* Cotton spikes to highest price since May 2012
* May-March spread widens for sixth straight session
* Certified stocks continue climb to highest since May 2011
By Chris Prentice
NEW YORK, Feb 19 Cotton rose and the March-May
contract spread widened to nine-month highs on Tuesday as
speculators liquidating their long positions moved to the
sidelines and as Chinese buyers returned following the new year.
The most-active May cotton contract on ICE Futures U.S.
settled up 0.94 cent, or 1.1 percent, at 84.13 cents per
pound, after earlier spiking to 84.87 cents, the highest price
since May 2012.
After two weeks of declining prices, fiber prices jumped
amid heavy trading volume on Tuesday. Chinese buyers returned to
the market following the new year, and a speculative sell-off as
the March cotton contract approached expiration dried up.
"With China being back in the saddle, it encouraged traders
to come back in. We got enough of the weak longs out of the
market that the selling wasn't nearly as strong as it was last
week," said Knight Capital cotton specialist Sharon Johnson.
Speculators raised their net long position in cotton futures
and options to the biggest since September 2010 during the five
weeks to Feb. 12.
As the March futures contract nears expiration, with the
first date of delivery set for Feb. 22, any long positions
against the March contract need to be rolled forward unless
buyers want that cotton delivered.
Last week, May superseded March as the most-active contract.
Open interest in the spot contract totaled about 20,000
contracts on Tuesday, compared with open interest of about
127,000 contracts in the benchmark May contract, Thomson Reuters
The May-March spread increased for a sixth straight session,
pushing the premium of the second-month over the spot contract
to 1.95 cents a lb, its highest level in nine months.

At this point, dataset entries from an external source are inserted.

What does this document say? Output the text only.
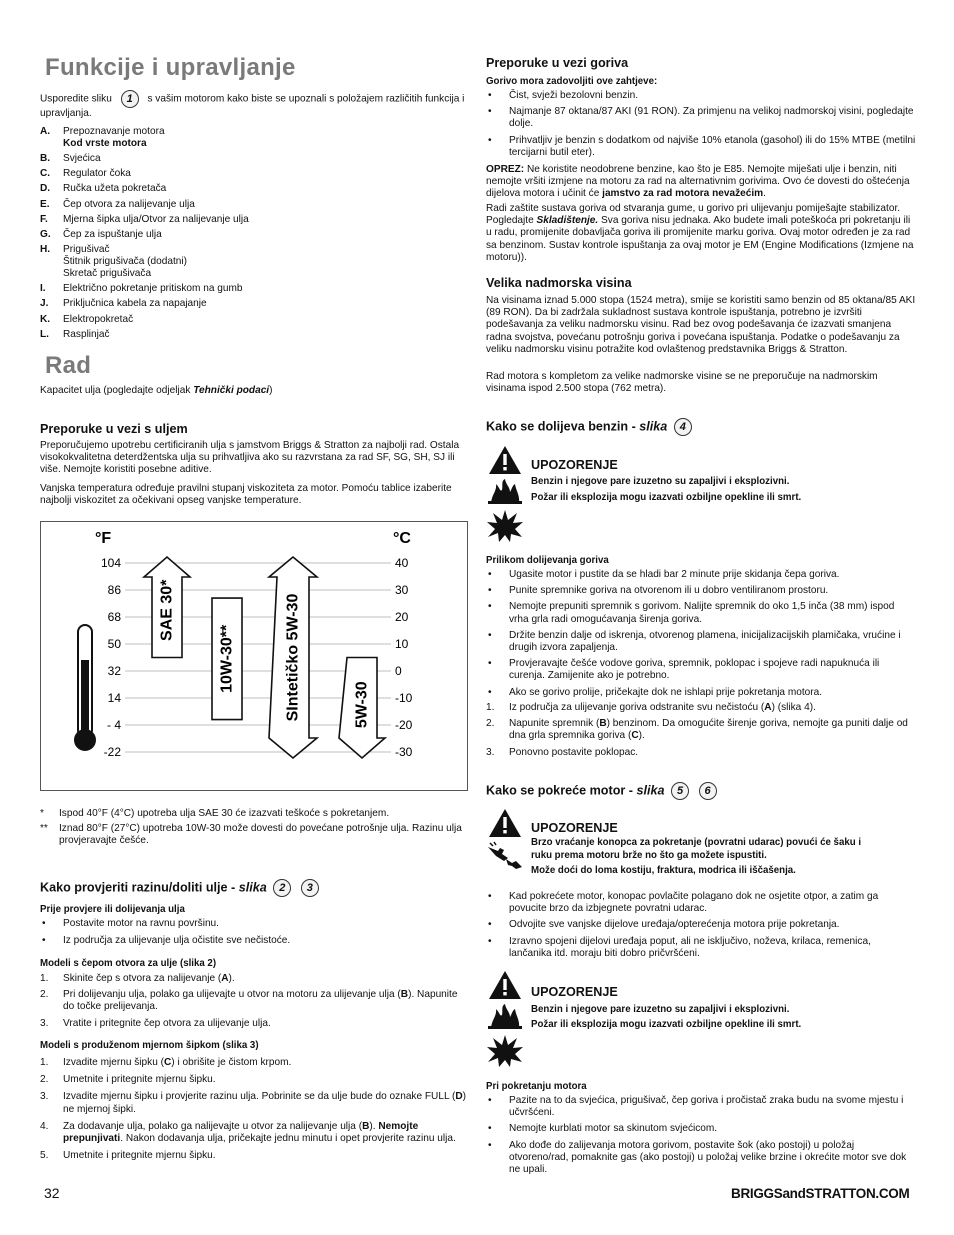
Funkcije i upravljanje
Usporedite sliku 1 s vašim motorom kako biste se upoznali s položajem različitih funkcija i upravljanja.
A. Prepoznavanje motora
Kod vrste motora
B. Svjećica
C. Regulator čoka
D. Ručka užeta pokretača
E. Čep otvora za nalijevanje ulja
F. Mjerna šipka ulja/Otvor za nalijevanje ulja
G. Čep za ispuštanje ulja
H. Prigušivač
Štitnik prigušivača (dodatni)
Skretač prigušivača
I. Električno pokretanje pritiskom na gumb
J. Priključnica kabela za napajanje
K. Elektropokretač
L. Rasplinjač
Rad
Kapacitet ulja (pogledajte odjeljak Tehnički podaci)
Preporuke u vezi s uljem

Preporučujemo upotrebu certificiranih ulja s jamstvom Briggs & Stratton za najbolji rad. Ostala visokokvalitetna deterdžentska ulja su prihvatljiva ako su razvrstana za rad SF, SG, SH, SJ ili više. Nemojte koristiti posebne aditive.

Vanjska temperatura određuje pravilni stupanj viskoziteta za motor. Pomoću tablice izaberite najbolji viskozitet za očekivani opseg vanjske temperature.

* Ispod 40°F (4°C) upotreba ulja SAE 30 će izazvati teškoće s pokretanjem.
** Iznad 80°F (27°C) upotreba 10W-30 može dovesti do povećane potrošnje ulja. Razinu ulja provjeravajte češće.
Kako provjeriti razinu/doliti ulje - slika 2 3
Prije provjere ili dolijevanja ulja
• Postavite motor na ravnu površinu.
• Iz područja za ulijevanje ulja očistite sve nečistoće.
Modeli s čepom otvora za ulje (slika 2)
1. Skinite čep s otvora za nalijevanje (A).
2. Pri dolijevanju ulja, polako ga ulijevajte u otvor na motoru za ulijevanje ulja (B). Napunite do točke prelijevanja.
3. Vratite i pritegnite čep otvora za ulijevanje ulja.
Modeli s produženom mjernom šipkom (slika 3)
1. Izvadite mjernu šipku (C) i obrišite je čistom krpom.
2. Umetnite i pritegnite mjernu šipku.
3. Izvadite mjernu šipku i provjerite razinu ulja. Pobrinite se da ulje bude do oznake FULL (D) ne mjernoj šipki.
4. Za dodavanje ulja, polako ga nalijevajte u otvor za nalijevanje ulja (B). Nemojte prepunjivati. Nakon dodavanja ulja, pričekajte jednu minutu i opet provjerite razinu ulja.
5. Umetnite i pritegnite mjernu šipku.
104
86
68
50
32
14
- 4
-22
40
30
20
10
0
-10
-20
-30
°F	°C
SAE 30*
10W-30**	SIntetičko 5W-30	5W-30
Preporuke u vezi goriva
Gorivo mora zadovoljiti ove zahtjeve:
• Čist, svježi bezolovni benzin.
• Najmanje 87 oktana/87 AKI (91 RON). Za primjenu na velikoj nadmorskoj visini, pogledajte dolje.
• Prihvatljiv je benzin s dodatkom od najviše 10% etanola (gasohol) ili do 15% MTBE (metilni tercijarni butil eter).

OPREZ: Ne koristite neodobrene benzine, kao što je E85. Nemojte miješati ulje i benzin, niti nemojte vršiti izmjene na motoru za rad na alternativnim gorivima. Ovo će dovesti do oštećenja dijelova motora i učinit će jamstvo za rad motora nevažećim.

Radi zaštite sustava goriva od stvaranja gume, u gorivo pri ulijevanju pomiješajte stabilizator. Pogledajte Skladištenje. Sva goriva nisu jednaka. Ako budete imali poteškoća pri pokretanju ili u radu, promijenite dobavljača goriva ili promijenite marku goriva. Ovaj motor određen je za rad sa benzinom. Sustav kontrole ispuštanja za ovaj motor je EM (Engine Modifications (Izmjene na motoru)).

Velika nadmorska visina

Na visinama iznad 5.000 stopa (1524 metra), smije se koristiti samo benzin od 85 oktana/85 AKI (89 RON). Da bi zadržala sukladnost sustava kontrole ispuštanja, potrebno je izvršiti podešavanja za veliku nadmorsku visinu. Rad bez ovog podešavanja će izazvati smanjena radna svojstva, povećanu potrošnju goriva i povećana ispuštanja. Podatke o podešavanju za veliku nadmorsku visinu potražite kod ovlaštenog predstavnika Briggs & Stratton.

Rad motora s kompletom za velike nadmorske visine se ne preporučuje na nadmorskim visinama ispod 2.500 stopa (762 metra).

Kako se dolijeva benzin - slika 4
UPOZORENJE
Benzin i njegove pare izuzetno su zapaljivi i eksplozivni.
Požar ili eksplozija mogu izazvati ozbiljne opekline ili smrt.
Prilikom dolijevanja goriva
• Ugasite motor i pustite da se hladi bar 2 minute prije skidanja čepa goriva.
• Punite spremnike goriva na otvorenom ili u dobro ventiliranom prostoru.
• Nemojte prepuniti spremnik s gorivom. Nalijte spremnik do oko 1,5 inča (38 mm) ispod vrha grla radi omogućavanja širenja goriva.
• Držite benzin dalje od iskrenja, otvorenog plamena, inicijalizacijskih plamičaka, vrućine i drugih izvora zapaljenja.
• Provjeravajte češće vodove goriva, spremnik, poklopac i spojeve radi napuknuća ili curenja. Zamijenite ako je potrebno.
• Ako se gorivo prolije, pričekajte dok ne ishlapi prije pokretanja motora.
1. Iz područja za ulijevanje goriva odstranite svu nečistoću (A) (slika 4).
2. Napunite spremnik (B) benzinom. Da omogućite širenje goriva, nemojte ga puniti dalje od dna grla spremnika goriva (C).
3. Ponovno postavite poklopac.
Kako se pokreće motor - slika 5 6
UPOZORENJE
Brzo vraćanje konopca za pokretanje (povratni udarac) povući će šaku i ruku prema motoru brže no što ga možete ispustiti.
Može doći do loma kostiju, fraktura, modrica ili iščašenja.
• Kad pokrećete motor, konopac povlačite polagano dok ne osjetite otpor, a zatim ga povucite brzo da izbjegnete povratni udarac.
• Odvojite sve vanjske dijelove uređaja/opterećenja motora prije pokretanja.
• Izravno spojeni dijelovi uređaja poput, ali ne isključivo, noževa, krilaca, remenica, lančanika itd. moraju biti dobro pričvršćeni.
UPOZORENJE
Benzin i njegove pare izuzetno su zapaljivi i eksplozivni.
Požar ili eksplozija mogu izazvati ozbiljne opekline ili smrt.
Pri pokretanju motora
• Pazite na to da svjećica, prigušivač, čep goriva i pročistač zraka budu na svome mjestu i učvršćeni.
• Nemojte kurblati motor sa skinutom svjećicom.
• Ako dođe do zalijevanja motora gorivom, postavite šok (ako postoji) u položaj otvoreno/rad, pomaknite gas (ako postoji) u položaj velike brzine i okrećite motor sve dok ne upali.
32	BRIGGSandSTRATTON.COM
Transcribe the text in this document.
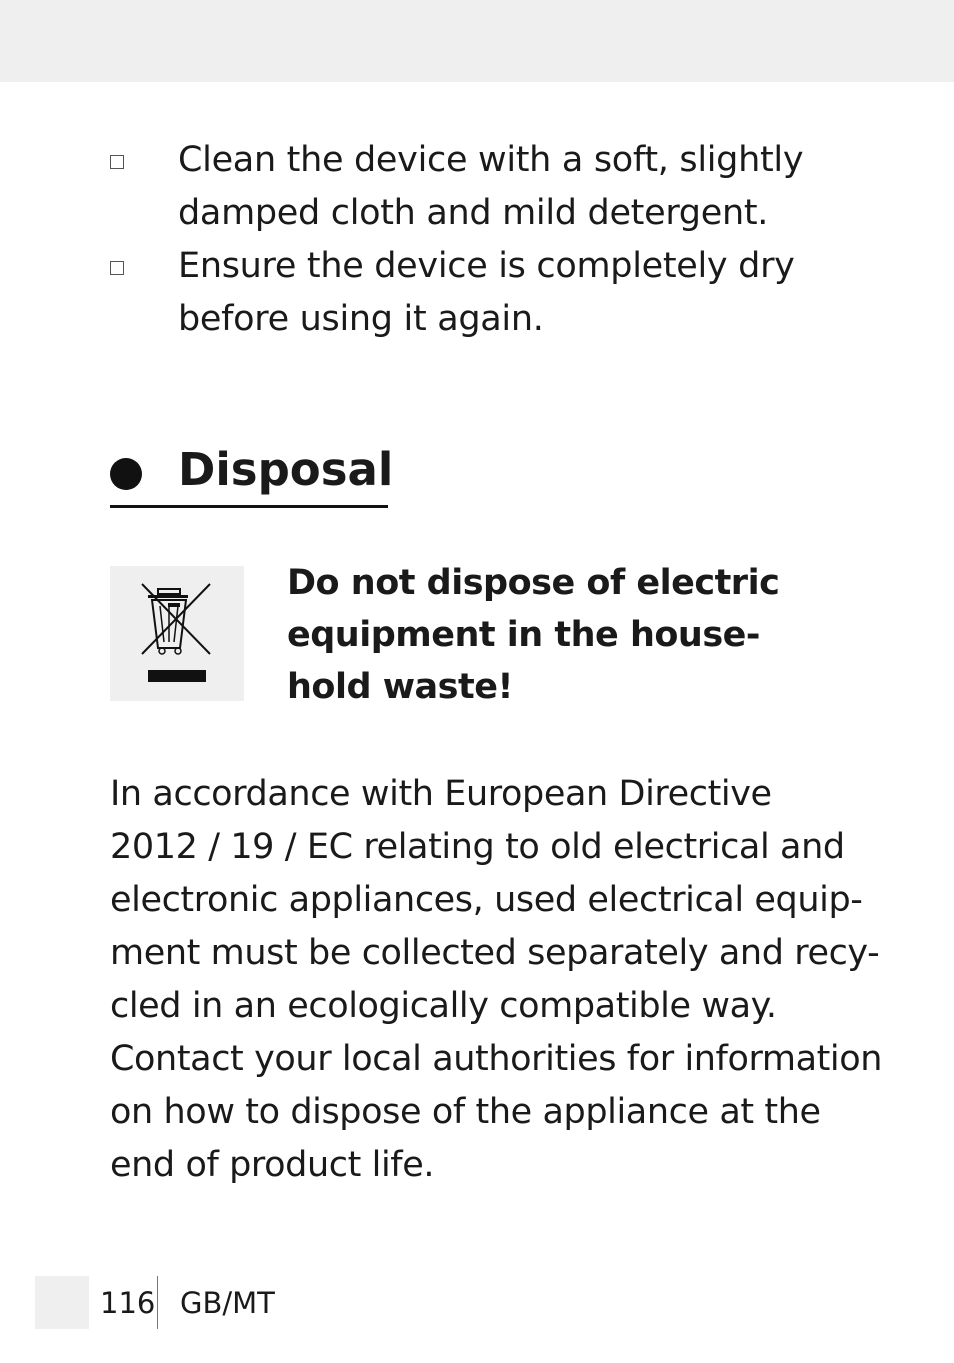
Clean the device with a soft, slightly
damped cloth and mild detergent.
Ensure the device is completely dry
before using it again.
Disposal
Do not dispose of electric
equipment in the house-
hold waste!
In accordance with European Directive
2012 / 19 / EC relating to old electrical and
electronic appliances, used electrical equip-
ment must be collected separately and recy-
cled in an ecologically compatible way.
Contact your local authorities for information
on how to dispose of the appliance at the
end of product life.
116 GB/MT
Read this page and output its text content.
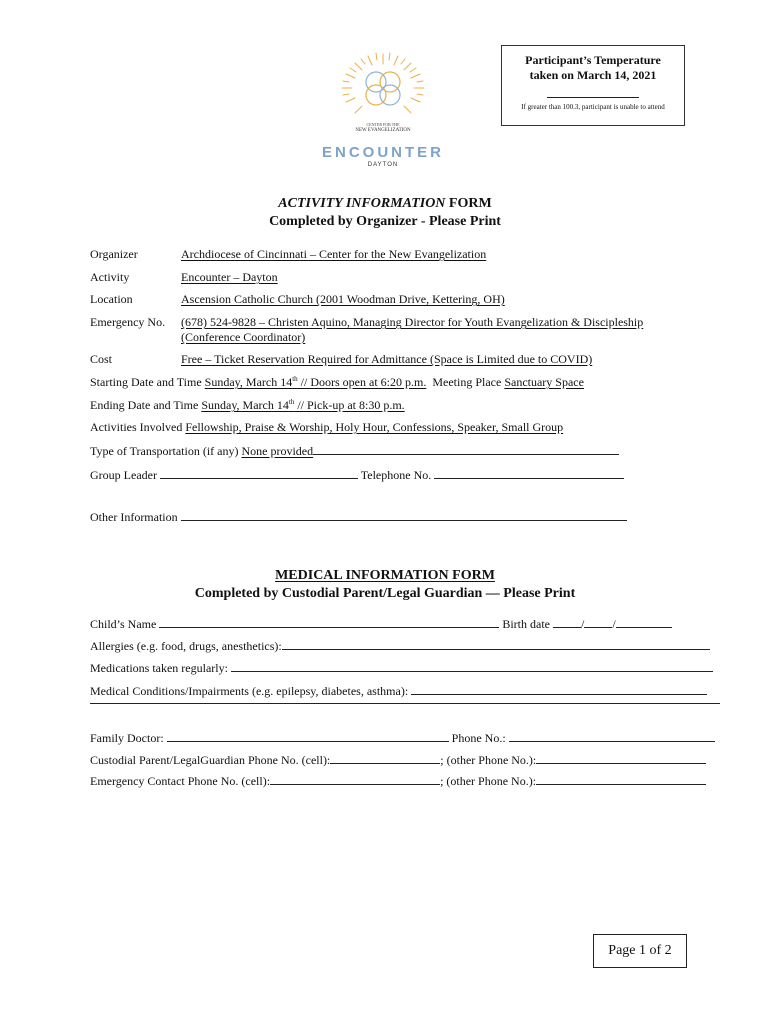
Participant’s Temperature
taken on March 14, 2021
If greater than 100.3, participant is unable to attend
CENTER FOR THE
NEW EVANGELIZATION
ENCOUNTER
DAYTON
ACTIVITY INFORMATION FORM
Completed by Organizer - Please Print
Organizer	Archdiocese of Cincinnati – Center for the New Evangelization
Activity	Encounter – Dayton
Location	Ascension Catholic Church (2001 Woodman Drive, Kettering, OH)
Emergency No. (678) 524-9828 – Christen Aquino, Managing Director for Youth Evangelization & Discipleship
(Conference Coordinator)
Cost	Free – Ticket Reservation Required for Admittance (Space is Limited due to COVID)
Starting Date and Time Sunday, March 14th // Doors open at 6:20 p.m. Meeting Place Sanctuary Space
Ending Date and Time Sunday, March 14th // Pick-up at 8:30 p.m.
Activities Involved Fellowship, Praise & Worship, Holy Hour, Confessions, Speaker, Small Group
Type of Transportation (if any) None provided
Group Leader	Telephone No.
Other Information
MEDICAL INFORMATION FORM
Completed by Custodial Parent/Legal Guardian — Please Print
Child’s Name	Birth date	/ /
Allergies (e.g. food, drugs, anesthetics):
Medications taken regularly:
Medical Conditions/Impairments (e.g. epilepsy, diabetes, asthma):
Family Doctor:	Phone No.:
Custodial Parent/LegalGuardian Phone No. (cell):	; (other Phone No.):
Emergency Contact Phone No. (cell):	; (other Phone No.):
Page 1 of 2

A stark rise in certified stock levels has been the primary
driver, analysts said. Exchange stocks reached more than 258,000
480-lb bales on Monday, with another almost 69,000 bales
awaiting review by the U.S. Department of Agriculture, according
to ICE data.
That represented the most certified stocks since May 2011
and a marked increase from 95,000 bales registered at the start
of the year and about 8,000 listed in October 2012.
Fiber also derived support on Tuesday from strong soybean
prices, as U.S. bean prices jumped 3 percent.
Surging bean and corn prices support cotton as they may prompt
U.S. farmers to turn away from fiber in favor of more lucrative
crops and thus decrease cotton supplies.
Even after two straight weeks of losses, cotton prices have
jumped about 10 percent since the start of the year with
increases to nine-month highs coming despite forecasts of record
global surpluses by the end of the crop year.
ICE cotton volumes were heavy on Tuesday with more than
37,000 lots traded, compared with a 250-day average of about
24,000, according to preliminary Thomson Reuters data.